Надежда поблагодарила его и отдала обещанные две бутылки. Тудыев радостно потопал к напарнику. Оглядевшись и убедившись, что ее никто не видит, Надежда по самое плечо засунула руку в пролом, пошарила там и наконец нащупала полиэтиленовый пакет. Торопливо спрятав его за пазуху, она как можно скорее покинула место действия, которое ей почему-то хотелось про себя называть «местом преступления». Действительно, спрятанная за пазуху картина жгла ее, как раскаленное железо, и Надежда Николаевна впервые в жизни чувствовала себя преступницей.
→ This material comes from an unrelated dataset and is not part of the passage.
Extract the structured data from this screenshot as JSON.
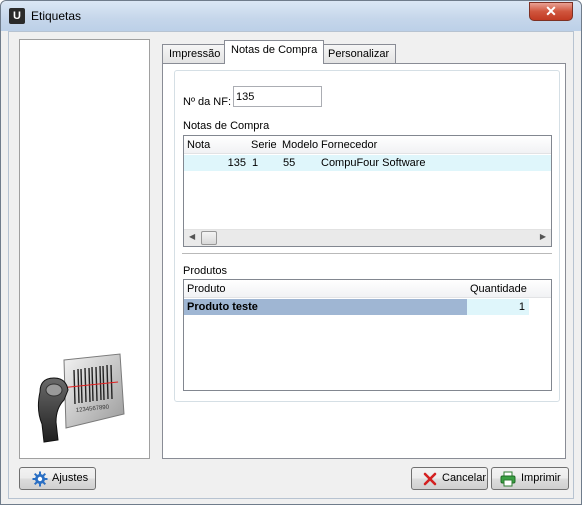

* * *– Ух, страху же я натерпелась! – призналась Надежда, стирая с губ ненавистную ярко-красную помаду. – Не дай бог, думаю, сейчас и правда кто-нибудь из начальства припрется! Ну давай посмотрим, что это за картина такая. Я, признаться, когда раньше в Эрмитаже бывала, больше к импрессионистам ходила, а в ту сторону и не глядела. Сама разворачивай, я не хочу к ней прикасаться – так, на всякий случай, а твоих отпечатков там и так навалом.
– Да уж, – вздохнула Лена и развернула холст.
– И ничего такого, – заявила Надежда после продолжительного молчания. – Девица, на мой взгляд, несколько полновата, но это мое личное мнение. И что его угораздило именно эту картину украсть?
– Он сказал – волосы длинные, как у меня, – усмехнулась Лена. – И потом – вам-то какая разница? Эта ли картина, другая… Ну был бы бедуин на верблюде…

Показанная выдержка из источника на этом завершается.